Rob Schmadtke (Daktari Lorenz) works for “Joe’s Cleaning Agency,” a company that specializes in disposing of dead bodies. This line of work is highly convenient for Rob, being that he and his girlfriend Betty (Beatrice Manowski) get their kicks from fucking corpses in their spare time. As you might have guessed, Nekromantikis a depraved little movie that is as slimy and sleazy as the corpses in Betty’s bed. But that means it’s got something. It’s got atmosphere and it’s got texture. Believe it or not, Buttgereit is something of a world-builder. There’s nice background detail peppered throughout. Look out for the photo of Charles Manson in Rob and Betty’s apartment and the pentagram logo stitched into the Joe’s Cleaning Company overalls. This film exists in its own little bubble which makes for a unique viewing experience beyond all the necrophilia.
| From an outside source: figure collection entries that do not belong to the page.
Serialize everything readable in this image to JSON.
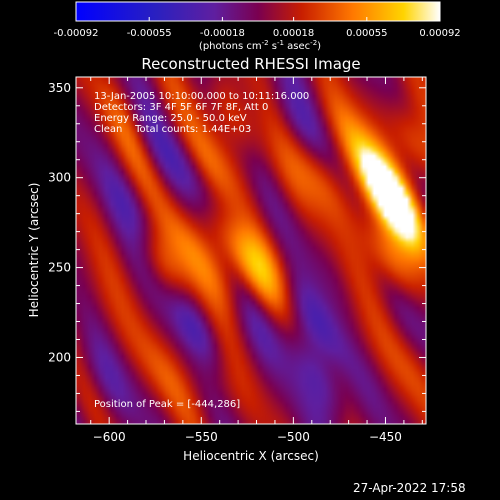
{
  "chart_data": {
    "type": "heatmap",
    "title": "Reconstructed RHESSI Image",
    "xlabel": "Heliocentric X (arcsec)",
    "ylabel": "Heliocentric Y (arcsec)",
    "xlim": [
      -618,
      -428
    ],
    "ylim": [
      163,
      356
    ],
    "x_ticks": [
      -600,
      -550,
      -500,
      -450
    ],
    "y_ticks": [
      200,
      250,
      300,
      350
    ],
    "colorbar": {
      "min": -0.00092,
      "max": 0.00092,
      "ticks": [
        "-0.00092",
        "-0.00055",
        "-0.00018",
        "0.00018",
        "0.00055",
        "0.00092"
      ],
      "tick_values": [
        -0.00092,
        -0.00055,
        -0.00018,
        0.00018,
        0.00055,
        0.00092
      ],
      "unit_main": "(photons cm",
      "unit_exp1": "-2",
      "unit_mid": " s",
      "unit_exp2": "-1",
      "unit_end": " asec",
      "unit_exp3": "-2",
      "unit_close": ")"
    },
    "annotations": [
      "13-Jan-2005 10:10:00.000 to 10:11:16.000",
      "Detectors: 3F 4F 5F 6F 7F 8F, Att 0",
      "Energy Range: 25.0 - 50.0 keV",
      "Clean    Total counts: 1.44E+03"
    ],
    "peak_label": "Position of Peak = [-444,286]",
    "peak": {
      "x": -444,
      "y": 286
    },
    "features": [
      {
        "x": -590,
        "y": 330,
        "v": 0.35
      },
      {
        "x": -578,
        "y": 305,
        "v": 0.2
      },
      {
        "x": -570,
        "y": 250,
        "v": 0.45
      },
      {
        "x": -557,
        "y": 262,
        "v": 0.35
      },
      {
        "x": -545,
        "y": 305,
        "v": 0.4
      },
      {
        "x": -540,
        "y": 270,
        "v": 0.35
      },
      {
        "x": -536,
        "y": 238,
        "v": 0.3
      },
      {
        "x": -522,
        "y": 248,
        "v": 0.5
      },
      {
        "x": -532,
        "y": 335,
        "v": 0.4
      },
      {
        "x": -515,
        "y": 255,
        "v": 0.3
      },
      {
        "x": -505,
        "y": 300,
        "v": 0.2
      },
      {
        "x": -485,
        "y": 300,
        "v": 0.35
      },
      {
        "x": -470,
        "y": 325,
        "v": 0.35
      },
      {
        "x": -455,
        "y": 295,
        "v": 0.7
      },
      {
        "x": -444,
        "y": 286,
        "v": 1.0
      },
      {
        "x": -448,
        "y": 255,
        "v": 0.7
      },
      {
        "x": -436,
        "y": 320,
        "v": 0.55
      },
      {
        "x": -570,
        "y": 190,
        "v": 0.25
      },
      {
        "x": -545,
        "y": 190,
        "v": 0.25
      },
      {
        "x": -470,
        "y": 215,
        "v": 0.2
      },
      {
        "x": -435,
        "y": 190,
        "v": 0.2
      },
      {
        "x": -612,
        "y": 240,
        "v": 0.15
      },
      {
        "x": -600,
        "y": 215,
        "v": 0.1
      },
      {
        "x": -560,
        "y": 340,
        "v": 0.1
      },
      {
        "x": -580,
        "y": 320,
        "v": -0.35
      },
      {
        "x": -585,
        "y": 280,
        "v": -0.3
      },
      {
        "x": -555,
        "y": 300,
        "v": -0.3
      },
      {
        "x": -530,
        "y": 280,
        "v": -0.2
      },
      {
        "x": -520,
        "y": 220,
        "v": -0.25
      },
      {
        "x": -555,
        "y": 220,
        "v": -0.45
      },
      {
        "x": -488,
        "y": 220,
        "v": -0.55
      },
      {
        "x": -483,
        "y": 185,
        "v": -0.45
      },
      {
        "x": -498,
        "y": 330,
        "v": -0.3
      },
      {
        "x": -605,
        "y": 190,
        "v": -0.25
      },
      {
        "x": -440,
        "y": 230,
        "v": -0.15
      }
    ]
  },
  "footer_timestamp": "27-Apr-2022 17:58"
}
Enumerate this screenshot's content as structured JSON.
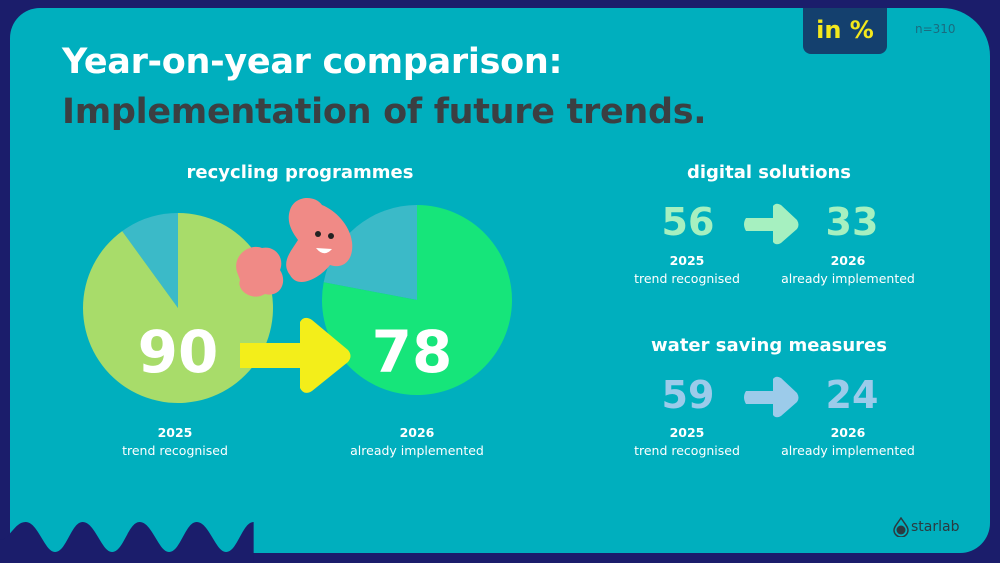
{
  "badge": "in %",
  "sample": "n=310",
  "title_line1": "Year-on-year comparison:",
  "title_line2": "Implementation of future trends.",
  "colors": {
    "background": "#1b1d6b",
    "card": "#00afbe",
    "pie2025": "#a8dc6a",
    "pie2026": "#16e57a",
    "remainder": "#3bbac8",
    "arrow_yellow": "#f3ee1a",
    "digital": "#a6f0c0",
    "water": "#9ccbea",
    "blob": "#f08a86"
  },
  "chart_data": [
    {
      "type": "pie",
      "title": "recycling programmes",
      "unit": "%",
      "series": [
        {
          "year": "2025",
          "label": "trend recognised",
          "value": 90
        },
        {
          "year": "2026",
          "label": "already implemented",
          "value": 78
        }
      ]
    },
    {
      "type": "table",
      "title": "digital solutions",
      "series": [
        {
          "year": "2025",
          "label": "trend recognised",
          "value": 56
        },
        {
          "year": "2026",
          "label": "already implemented",
          "value": 33
        }
      ]
    },
    {
      "type": "table",
      "title": "water saving measures",
      "series": [
        {
          "year": "2025",
          "label": "trend recognised",
          "value": 59
        },
        {
          "year": "2026",
          "label": "already implemented",
          "value": 24
        }
      ]
    }
  ],
  "logo": "starlab"
}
Now, full disclosure, there are scenes in this film some will find incredibly disturbing. Corpse-fucking aside, there is also real footage of a rabbit being slaughtered, so if that stuff doesn’t agree with you, stay well away. Nekromantik, by design, is a nasty picture and all the grotesque sights amount to a handful of memorably icky images. You’ll remember the bedsheets stained with dead-body gloop, the flies buzzing around Rob’s apartment, and the slime that rubs off of the body whenever Betty decides to get freaky with it. One of the film’s most infamous moments features Betty using a piece of metal piping as a substitute for the dead body’s decomposed penis, but she’s still a practitioner of safe sex–she slips a condom over the pipe before mounting it. You don’t forget shit like that in a hurry. You’ll feel the need to disinfect your living room after watching Nekromantikbecause the smell of rotting flesh practically oozes from the screen and onto your clothes. It’s not that the special effects are convincing–they’re not–but there’s something inherently repulsive about the film that really makes it effective as a visceral piece of work.
Buttgereit–who made a string of cheap horror movies in the West Germany throughout the 80s but none that had the international impact of Nekromantik–shot the film on Super 8 with a shoestring budget, and I was actually gobsmacked to discover it was made in the late eighties and not the early seventies. The film looks much older and more forbidden than it really is, which adds to its identity. I think this, combined with the taboo nature of the central ideas, suggests a film that is far more unappealing in reputation than reality. To watch Nekromantik and write it off as a sick and disposable cheapie about necrophilia is to miss half of the point because, surprise surprise, the film is also very funny. Poor Rob hardly catches a break throughout the entire film and Betty is constantly finding ways to emasculate him. When he is fired from his job for having stinky work overalls, of all things–grave robbing can do that to you–Betty packs up and leaves his sorry ass, taking the corpse with her! To Betty, even a rotting cadaver is more of a man than her useless boyfriend.
The film is quite experimental at times too and frequently blurs the line between dreams and reality. It’s not the most original trope, but it enhances the idea that Nektromantik is a peek into the sickest corners of the human psyche. It’s an exploration of the repressed and depraved, fertile ground for making a horror movie. Also take into consideration that Buttgereit himself wasn’t exactly a blockbuster name in the genre but still committed himself to making a film so intensely yucky. It’s not like he could finish the film and show his mother and family friends. This is the kind of thing uptight parents disown their kids for! To make a low-budget horror movie is one thing, but to make Nektomantik is something else entirely. It takes serious balls to bring a film like this into the world, and the horror genre thrives off of filmmakers with that kind of conviction. My hat goes off to Buttgereit and co-writer Franz Rodenkirchen for tapping into the darkest depths of their imagination and not holding back for a second.
Thankfully, Nekromantik makes up for its grueling content by clocking in at a nicely digestible 75 minutes. If even that sounds like a lot of time to spend in this world, I promise it’s worth the endurance as the film concludes with one of the wildest and most excessive final scenes I’ve ever seen. I’m not going to spoil it by going into specifics but let’s just say it gets my vote for the greatest “climax” in horror film history. If you think by minute 70 that Buttgereit has pushed things as far as he’s willing to go, hang tight and let him prove you wrong. Oh, and don’t forget to keep those curtains closed if you’re wanting to keep your place in society.